Solidarity on Every Frontier: Statement on the 2018 International Day Against Homophobia, Transphobia, and Biphobia (#IDAHOTB)
ASEAN SOGIE Caucus joins the world in celebration of this year’s International Day Against Homophobia, Transphobia, and Biphobia (IDAHOTB). Our commitment has always been to solidarity with all LGBTIQ people and all broader coalitions of human rights advocates wherever we operate. We reaffirm this commitment today.
In Southeast Asia, commitment to solidarity has become more important than ever. Criminalization, shrinking political spaces, direct attacks against LGBTIQ people, murder, abandonment, state-sponsored conversion therapy – the list goes on. In recent events, that disproportionate rage against us is evident. In the semi-autonomous Aceh region in Indonesia, many transgender women have fled from the persecution of militant religious forces and police who have targetted them specifically for their so-called attack on public morality. And in the time leading up to and even during the seige of Marawi City in Southern Philippines last year, we found LGBTIQ persons were systematically targeted by ISIS-linked militants and were threatened with death.
This year, we ask everyone to make this same commitment with us. Our appeal is simple: Let us work together. Whether it is in our homes, our churches, our governments, our advocacy networks, or in our own hearts and minds, let us do our part to build the alliances that will help remake the lives of our communities.
There are many ways to work in solidarity. Solidarity in our homes means working together with our families to rediscover trust and nurturance as the cornerstones of the home. Solidarity in our churches means urging our religious leaders to return love to its rightful place as the axis of faith. Solidarity in our governments means remaking the instruments of the state to serve its original purpose of serving all people. Solidarity in our advocacy networks means letting go of all the pettiness that gets in the way of the real work. And solidarity with our own hearts and minds means unlearning what our lives have taught us about what it means to live as an LGBT person and rebuild our trust in the wonders love can do.

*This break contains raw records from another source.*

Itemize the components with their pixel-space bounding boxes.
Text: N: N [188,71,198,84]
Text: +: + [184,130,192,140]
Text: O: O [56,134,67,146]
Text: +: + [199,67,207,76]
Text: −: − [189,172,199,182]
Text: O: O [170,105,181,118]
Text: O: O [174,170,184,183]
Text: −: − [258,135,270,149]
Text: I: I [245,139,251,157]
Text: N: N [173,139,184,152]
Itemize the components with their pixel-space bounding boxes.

Our commitment to solidarity have often taken much from many of us, and our burdens are often passed on to those who come after. Much time has passed since these commitments began, and within that time perhaps our experiences have taught us sad lessons about each-other, and this has made us cynical about solidarity. But gambling away our solidarity is an unacceptable gamble. So let us try to work together again. Let’s carry these burdens together. Let’s commit together. Solidarity on every frontier in Southeast Asia!